Banks Renewables is behind the legal challenge against the government’s ongoing third allocation round of the Contracts for Difference (CfD) scheme.
The renewable energy company, part of the Banks Group, has revealed it is challenging the legality of the basis on which the government operates its main mechanism for supporting low carbon electricity generation.
Under the CfD scheme, technologies such as offshore wind and biomass with combined heat and power (CHP) can bid for contracts in the auctions.
Banks Renewables has launched judicial review proceedings against what it says is the government’s discrimination of onshore wind and other renewable energy technologies in favour of offshore wind in its CfD auctions.
It claims the exclusion of full consented onshore wind farms from the scheme is against the public interest, prevents consumers from benefitting from lower energy prices and alleges it “does not comply with either EU or UK law”.
The government excluded onshore wind from participating in the second round of the CfD auction and is doing so again in the third round, which is current ongoing.
National Grid contacted qualifying applications to inform them of the legal challenge and has extended the bidding window until 29th August 2019.
The scheme is expected to award contracts to support up to 6GW of capacity – enough to power around 350,000 homes a year.
Banks Renewables said it has consistently expressed the view that consented onshore wind farms should be included within the CfD auction process and has been discussing it with the government for “several months”.
It believes allowing all technologies to participate in the auctions would allow the onshore and offshore wind sectors to flourish, increase the rate at which the UK can decarbonise its power supply and achieve its climate change targets while directly benefitting consumers with lower electricity prices and a reduction on the green levies on bills.
Managing Director Richard Dunkely added: “At a time when the UK Government has said it wants to accelerate its decarbonisation objectives, it would seem illogical to most people that, for the last four years, it has itself significantly undermined the deployment of the lowest cost low carbon technology available – onshore wind.

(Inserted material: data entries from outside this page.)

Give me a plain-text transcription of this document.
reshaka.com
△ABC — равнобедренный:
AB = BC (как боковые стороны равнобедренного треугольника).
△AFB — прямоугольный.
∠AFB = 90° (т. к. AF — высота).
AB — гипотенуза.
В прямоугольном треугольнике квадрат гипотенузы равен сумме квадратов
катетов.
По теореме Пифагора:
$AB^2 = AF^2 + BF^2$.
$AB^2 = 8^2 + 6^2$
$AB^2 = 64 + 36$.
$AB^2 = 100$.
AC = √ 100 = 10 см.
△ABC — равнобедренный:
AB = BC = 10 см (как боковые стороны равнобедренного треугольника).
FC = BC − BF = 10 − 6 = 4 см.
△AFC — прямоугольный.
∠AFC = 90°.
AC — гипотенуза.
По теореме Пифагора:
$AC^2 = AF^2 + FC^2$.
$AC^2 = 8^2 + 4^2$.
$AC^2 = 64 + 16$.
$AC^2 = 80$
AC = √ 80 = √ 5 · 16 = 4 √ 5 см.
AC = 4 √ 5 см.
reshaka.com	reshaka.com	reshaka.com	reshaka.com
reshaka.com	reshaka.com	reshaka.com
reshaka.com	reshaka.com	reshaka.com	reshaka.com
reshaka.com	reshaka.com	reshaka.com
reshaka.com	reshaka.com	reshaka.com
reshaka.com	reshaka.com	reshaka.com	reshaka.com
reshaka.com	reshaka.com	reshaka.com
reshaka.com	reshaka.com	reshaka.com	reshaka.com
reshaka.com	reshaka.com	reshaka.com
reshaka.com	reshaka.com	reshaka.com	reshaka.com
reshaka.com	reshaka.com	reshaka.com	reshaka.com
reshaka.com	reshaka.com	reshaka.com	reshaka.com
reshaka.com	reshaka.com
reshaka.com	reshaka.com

“It has so far indicated that it intends to continue with a policy which will result in slower decarbonisation and reduced competition in a way which leads to higher electricity bills for everybody and we have therefore very reluctantly had to take this next step.

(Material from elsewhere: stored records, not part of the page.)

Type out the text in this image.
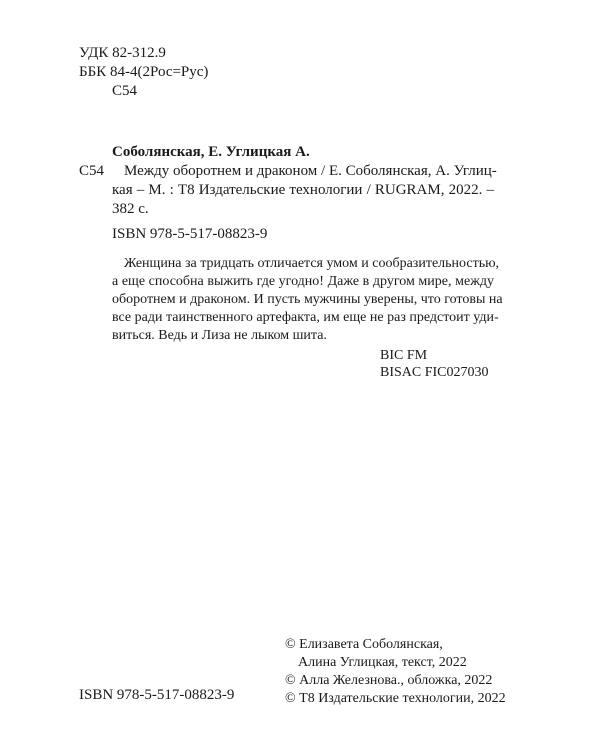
УДК 82-312.9
ББК 84-4(2Рос=Рус)
С54
Соболянская, Е. Углицкая А.
С54 Между оборотнем и драконом / Е. Соболянская, А. Углиц-
кая – М. : Т8 Издательские технологии / RUGRAM, 2022. –
382 с.
ISBN 978-5-517-08823-9
Женщина за тридцать отличается умом и сообразительностью,
а еще способна выжить где угодно! Даже в другом мире, между
оборотнем и драконом. И пусть мужчины уверены, что готовы на
все ради таинственного артефакта, им еще не раз предстоит уди-
виться. Ведь и Лиза не лыком шита.
BIC FM
BISAC FIC027030
ISBN 978-5-517-08823-9
© Елизавета Соболянская,
Алина Углицкая, текст, 2022
© Алла Железнова., обложка, 2022
© Т8 Издательские технологии, 2022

“We simply desire a level playing field and believe consented onshore wind farms are legally entitled to participate in all CfD auction processes and to have an opportunity to access the aid necessary to construct consented sites. The exclusion of the onshore sector is clearly contrary to the open, transparent and non-discriminatory way in which the CfD scheme was expected to work.”
Banks Renewables, which currently operates 10 wind farms across Scotland and northern England, with a total installed capacity of 224MW, said the legal challenge is “very much a last resort”.
Earlier this week, BEIS said it runs the scheme “lawfully” and will be contesting the claim.
A spokesperson added: “Our Contracts for Difference scheme has supported the investment of £490m annually in renewable technologies and more than 50% of our energy now comes from low carbon sources – a vital part of our move to becoming a net zero emissions economy by 2050.”
The news follows fresh legal action launched in March 2019 against the government’s decision to keep the “unlawful” Capacity Market subsidy scheme open after the EU Court of Justice ruled against it last November and the launch of the European Commission’s investigation into the scheme.